Revanche für 2014: Brasilien fährt verwandelt nach Russland
Im Stadion von Mineirão, Schauplatz des 1:7 gegen Deutschland bei der Heim-WM vor vier Jahren, kam es vor kurzem zu einer Art Vergangenheitsbewältigung: Das Tornetz, in das Deutschland in der ersten Halbzeit fünf Treffer gelegt hatte, wurde in 8150 Stücke zerteilt. Jedes ist zum an das Ergebnis angelehnten Preis von 71 Euro zu kaufen. Ziel der Aktion ist es, 500.000 Euro für wohltätige Zwecke zu sammeln – und die bösen Erinnerungen von damals in etwas Positives umzuwandeln.

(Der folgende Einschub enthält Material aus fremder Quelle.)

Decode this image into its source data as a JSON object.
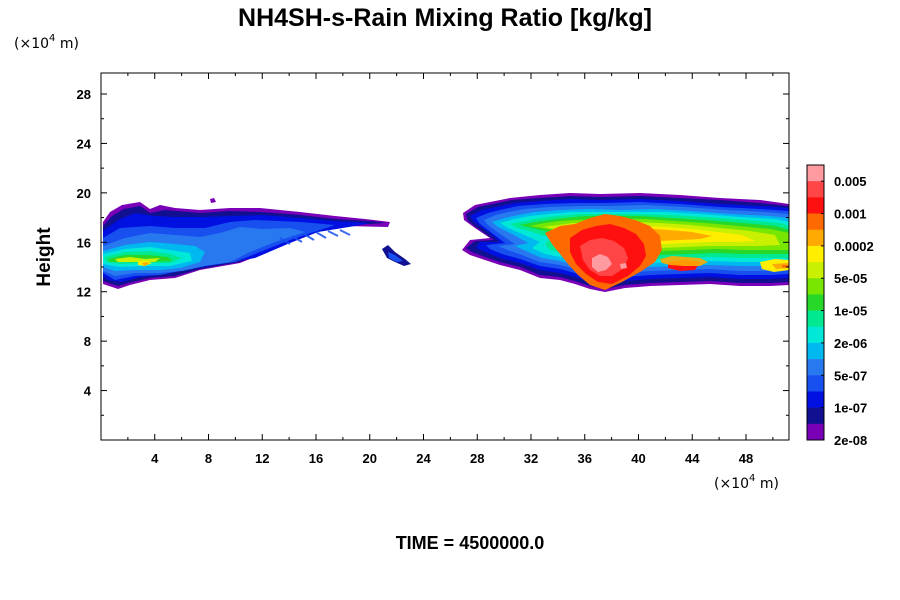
{
  "chart_data": {
    "type": "heatmap",
    "title": "NH4SH-s-Rain Mixing Ratio [kg/kg]",
    "ylabel": "Height",
    "xlabel": "",
    "x_unit_prefix": "(×10",
    "x_unit_exp": "4",
    "x_unit_suffix": " m)",
    "y_unit_prefix": "(×10",
    "y_unit_exp": "4",
    "y_unit_suffix": " m)",
    "x_ticks": [
      4,
      8,
      12,
      16,
      20,
      24,
      28,
      32,
      36,
      40,
      44,
      48
    ],
    "y_ticks": [
      4,
      8,
      12,
      16,
      20,
      24,
      28
    ],
    "xlim": [
      0,
      51.2
    ],
    "ylim": [
      0,
      29.7
    ],
    "colorbar": {
      "labels": [
        "0.005",
        "0.001",
        "0.0002",
        "5e-05",
        "1e-05",
        "2e-06",
        "5e-07",
        "1e-07",
        "2e-08"
      ],
      "colors": [
        "#ff9aa0",
        "#ff4545",
        "#ff1010",
        "#ff6a00",
        "#ffaa00",
        "#ffee00",
        "#c8f000",
        "#78e600",
        "#28d828",
        "#00e890",
        "#00e8d8",
        "#00b8f0",
        "#2878f0",
        "#1850f0",
        "#0010e0",
        "#101090",
        "#7a00b8"
      ]
    },
    "regions": [
      {
        "name": "left-cloud",
        "x_range": [
          0,
          23
        ],
        "y_range": [
          12.5,
          19.2
        ]
      },
      {
        "name": "right-cloud",
        "x_range": [
          26.5,
          51.2
        ],
        "y_range": [
          12.2,
          20.2
        ]
      }
    ],
    "time_label": "TIME = 4500000.0"
  }
}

Umwandlung ist generell ein Zauberwort, dem sich der brasilianische Fußball nach dem Debakel verschrieben hat. Nur fünf Spieler, die vor vier Jahren im WM-Kader standen, sind auch in Russland mit von der Partie. Noch wichtiger war aber vielleicht der Wechsel auf dem Trainerposten. Der Teamchef Adenor Leonardo Bachi, genannt Tite, ist seit 2016 im Amt und hat aus dem taktisch oft undisziplinierten brasilianischen Team eine kompakte Einheit geformt.
Überzeugter Europäer
Tite hat sich in Brasilien vor allem als Trainer von Corinthians einen Namen gemacht. Mit dem Verein aus São Paolo gewann er zwei Meisterschaften und holte 2012 im Finale gegen Chelsea den Weltpokal. Tite gilt als Verfechter der europäischen Spielweise. Er führte bei der Seleção ein flexibleres 4-3-3 ein und verabschiedete sich damit von der langjährigen Tradition der Doppelsechs. Die Systemumstellung ging auf: Brasilien war das erste Team, das sich für Russland qualifiziert hat. In den vergangenen zwanzig Partien kassierten die Südamerikaner nur fünf Gegentore.
Die neugewonnene Kompaktheit bemerkte auch der ehemalige Argentinien-Teamchef César Luis Menotti. Nach dem 3:0 Brasiliens über Argentinien kurz nach Tites Amtsantritt meinte er: „Sie verteidigen jetzt zwanzig Meter höher und stehen enger zusammen. Es ist wie das Brasilien von 1970.“ Den 2014 noch brüchigen Teamgeist stärkte Tite durch eine Maßnahme, auf die er schon bei Corinthians zurückgegriffen hatte: Er ernennt in jeder Partie einen anderen Kapitän. Nicht aus reiner Nettigkeit, wie er betont: „Jeder Spieler hat eine unterschiedliche Art von Führungsstärke – technisch, taktisch oder durch sein Auftreten. Ich will die Spieler ermutigen, ihre eigene Stärke zu zeigen.“
Weniger ist mehr
Gegen Österreich könnte der Kapitän Neymar heißen. Der PSG-Star wird am Sonntag sein Startelf-Comeback geben und ist einer der fünf Spieler, die 2014 dabei waren. Er ist nach wie vor der große Hoffnungsträger. Die „Neymardepedencia“, wie die Abhängigkeit der Seleção von ihm in Brasilien genannt wird, ist aber geringer als noch vor vier Jahren.
Zu viel Qualität hat der Kader seitdem dazugewonnen. Statt des unbeliebten Fred, der beim 1:7 bei jedem Ballkontakt ausgepfiffen wurde, hat Tite die Wahl zwischen dem Liverpooler Firmino und Manchester-City-Angreifer Gabriel Jesus. Dahinter zieht Coutinho (Tite: „Es gibt einen Grund, warum ihn die Leute ,Zauberer‘ nennen“) die Fäden. Das nimmt auch den Druck von Neymar.
Die Erwartungen in Brasilien sind wie immer riesig. Anspruch und Wirklichkeit liegen aber nicht mehr so weit auseinander wie 2014. Durch die Umwandlung zählt Brasilien in Russland wieder zu den Top-Favoriten.